What all this proves is that the choice of a pronoun in English is not determined by biology, it is determined by social roles and by the dictates of English grammar. It is thus entirely natural and appropriate that a trans woman, an individual whose social role is female, is referred to by she/her pronouns.
This is also the case in other languages whose speakers culturally recognise individuals who occupy gender roles which differ from their biological sex. The Lakota recognise two spirit individuals, people whose accepted social role differs from their biological sex. The Lakota language does not distinguish gender in its personal pronouns, the word iye means he, she, or it depending on context, but it does have gender specific sentence particles. Yeló is used by men to mark an assertion, women use ye in the same function. Kštó is used by women to mark an emphatic assertion.
Male bodied two spirit people who occupy a female social role naturally use female sentence particles.
The Yuchi people who formerly lived in the South East of the USA also recognised two spirit individuals whose social roles differed from their biological sex. The Yuchi language does distinguish gender in third person pronouns, but does so in an unusual way. The pronoun sedi means she – a younger female relative – when used by men, when used by women sedi means he – a younger male relative. A male bodied two spirit Yuchi person occupying a female social role would use sedi to mean he, a younger male relative.
I cite these examples as evidence that in all human languages where there is a choice of gender in pronouns, the choice is made according to social roles not according to biological gender.
Some years ago gender critical activists shared a blog post which purported to prove that the use of she/her pronouns for trans women undermines the biological reality of sex. The blog post in question compared pronouns to adjectives and claimed that when shown the word red on a green background and asked to say the colour of the background, respondents grew confused, the argument then ran that likewise using she/her pronouns for trans women leads to confusion about biological sex.

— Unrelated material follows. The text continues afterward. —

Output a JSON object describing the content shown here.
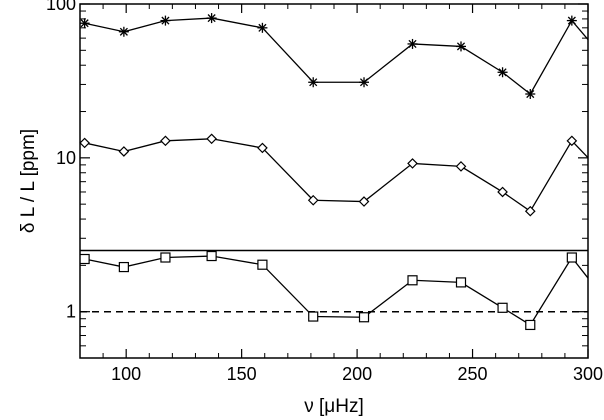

This is a specious argument for two reasons, firstly because pronouns do not have fixed lexical referents in the same way as adjectives, the same pronoun can have different referents in different sentences, but secondly, as I have shown, there is no language in which biological sex is the sole determinant of the choice of masculine or feminine pronouns. The choice is always determined by social roles which may or may not coincide with biological sex, but when these do not coincide it’s social role which is the decisive factor.
English has a gender neutral third person plural pronoun, they. Unlike the inanimate pronoun it, they can be used to refer to human beings. Many people who identify as non-binary prefer to be referred to as they/them in the singular. Singular they has a long history of use in English, it is not a new thing. When it occurs with an indeterminate antecedent, to refer to an unknown person, or to refer to any individual member of some group, it is uncontroversially accepted in English. Some examples are:
If a student returns a book late to the library, they will have to pay a fine.

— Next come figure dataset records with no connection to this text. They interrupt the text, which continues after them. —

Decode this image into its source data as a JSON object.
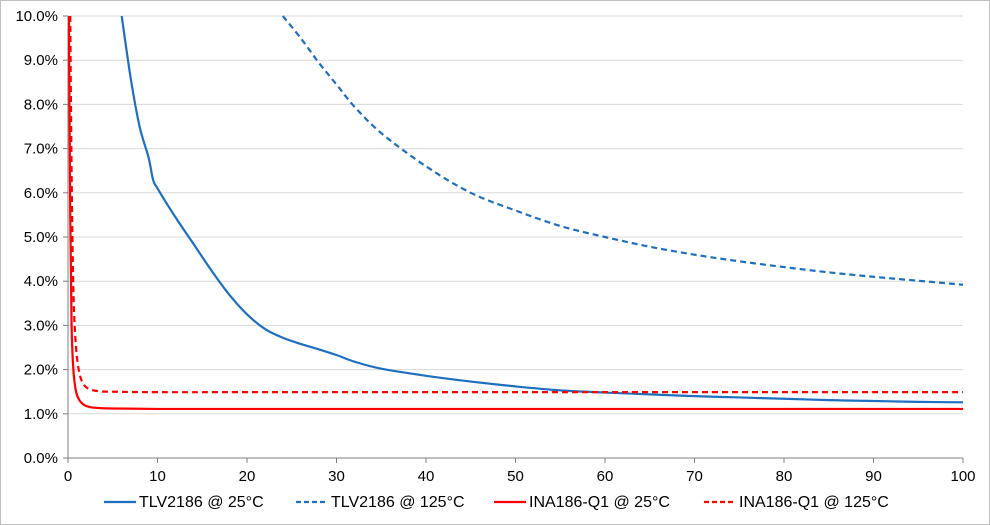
{
  "chart_data": {
    "type": "line",
    "title": "",
    "xlabel": "",
    "ylabel": "",
    "xlim": [
      0,
      100
    ],
    "ylim": [
      0,
      10
    ],
    "x_ticks": [
      0,
      10,
      20,
      30,
      40,
      50,
      60,
      70,
      80,
      90,
      100
    ],
    "y_ticks": [
      0,
      1,
      2,
      3,
      4,
      5,
      6,
      7,
      8,
      9,
      10
    ],
    "y_tick_labels": [
      "0.0%",
      "1.0%",
      "2.0%",
      "3.0%",
      "4.0%",
      "5.0%",
      "6.0%",
      "7.0%",
      "8.0%",
      "9.0%",
      "10.0%"
    ],
    "grid": "horizontal",
    "legend_position": "bottom",
    "series": [
      {
        "name": "TLV2186 @ 25°C",
        "color": "#1f6fbf",
        "dash": "solid",
        "points": [
          [
            6.0,
            10.0
          ],
          [
            7.0,
            8.6
          ],
          [
            8.0,
            7.5
          ],
          [
            9.0,
            6.8
          ],
          [
            9.5,
            6.3
          ],
          [
            10.0,
            6.1
          ],
          [
            12.0,
            5.45
          ],
          [
            14.0,
            4.85
          ],
          [
            16.0,
            4.25
          ],
          [
            18.0,
            3.7
          ],
          [
            20.0,
            3.25
          ],
          [
            22.0,
            2.92
          ],
          [
            24.0,
            2.72
          ],
          [
            26.0,
            2.58
          ],
          [
            28.0,
            2.46
          ],
          [
            30.0,
            2.33
          ],
          [
            32.0,
            2.18
          ],
          [
            35.0,
            2.02
          ],
          [
            40.0,
            1.86
          ],
          [
            45.0,
            1.73
          ],
          [
            50.0,
            1.62
          ],
          [
            55.0,
            1.53
          ],
          [
            60.0,
            1.48
          ],
          [
            65.0,
            1.44
          ],
          [
            70.0,
            1.4
          ],
          [
            75.0,
            1.37
          ],
          [
            80.0,
            1.34
          ],
          [
            85.0,
            1.31
          ],
          [
            90.0,
            1.29
          ],
          [
            95.0,
            1.27
          ],
          [
            100.0,
            1.26
          ]
        ]
      },
      {
        "name": "TLV2186 @ 125°C",
        "color": "#1f6fbf",
        "dash": "dashed",
        "points": [
          [
            24.0,
            10.0
          ],
          [
            26.0,
            9.5
          ],
          [
            28.0,
            8.95
          ],
          [
            30.0,
            8.45
          ],
          [
            32.0,
            7.95
          ],
          [
            35.0,
            7.35
          ],
          [
            40.0,
            6.6
          ],
          [
            45.0,
            6.0
          ],
          [
            50.0,
            5.6
          ],
          [
            55.0,
            5.25
          ],
          [
            60.0,
            5.0
          ],
          [
            65.0,
            4.78
          ],
          [
            70.0,
            4.6
          ],
          [
            75.0,
            4.45
          ],
          [
            80.0,
            4.32
          ],
          [
            85.0,
            4.2
          ],
          [
            90.0,
            4.1
          ],
          [
            95.0,
            4.01
          ],
          [
            100.0,
            3.92
          ]
        ]
      },
      {
        "name": "INA186-Q1 @ 25°C",
        "color": "#ff0000",
        "dash": "solid",
        "points": [
          [
            0.1,
            10.0
          ],
          [
            0.25,
            5.5
          ],
          [
            0.4,
            3.0
          ],
          [
            0.6,
            2.0
          ],
          [
            0.9,
            1.5
          ],
          [
            1.3,
            1.3
          ],
          [
            1.8,
            1.2
          ],
          [
            2.5,
            1.15
          ],
          [
            3.5,
            1.13
          ],
          [
            5.0,
            1.12
          ],
          [
            10.0,
            1.11
          ],
          [
            20.0,
            1.11
          ],
          [
            40.0,
            1.11
          ],
          [
            60.0,
            1.11
          ],
          [
            80.0,
            1.11
          ],
          [
            100.0,
            1.11
          ]
        ]
      },
      {
        "name": "INA186-Q1 @ 125°C",
        "color": "#ff0000",
        "dash": "dashed",
        "points": [
          [
            0.25,
            10.0
          ],
          [
            0.4,
            6.5
          ],
          [
            0.6,
            3.8
          ],
          [
            0.9,
            2.5
          ],
          [
            1.3,
            1.9
          ],
          [
            1.8,
            1.65
          ],
          [
            2.5,
            1.55
          ],
          [
            3.5,
            1.51
          ],
          [
            5.0,
            1.5
          ],
          [
            10.0,
            1.49
          ],
          [
            20.0,
            1.49
          ],
          [
            40.0,
            1.49
          ],
          [
            60.0,
            1.49
          ],
          [
            80.0,
            1.49
          ],
          [
            100.0,
            1.49
          ]
        ]
      }
    ]
  }
}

Shakespeare used singular they in his play A Comedy of Errors
There’s not a man I meet but doth salute me
As if I were their well-acquainted friend
In this example Shakespeare not only uses they (or rather its possessive form their) where its antecedent is a singular noun, he does so where the gender of the antecedent is specified. There are many other examples of Shakespeare using singular they, the usage also occurs in the writings of Jane Austin. So if you have a problem with the modern use of singular they, to paraphrase Shakespeare, thou shouldst get over thyself.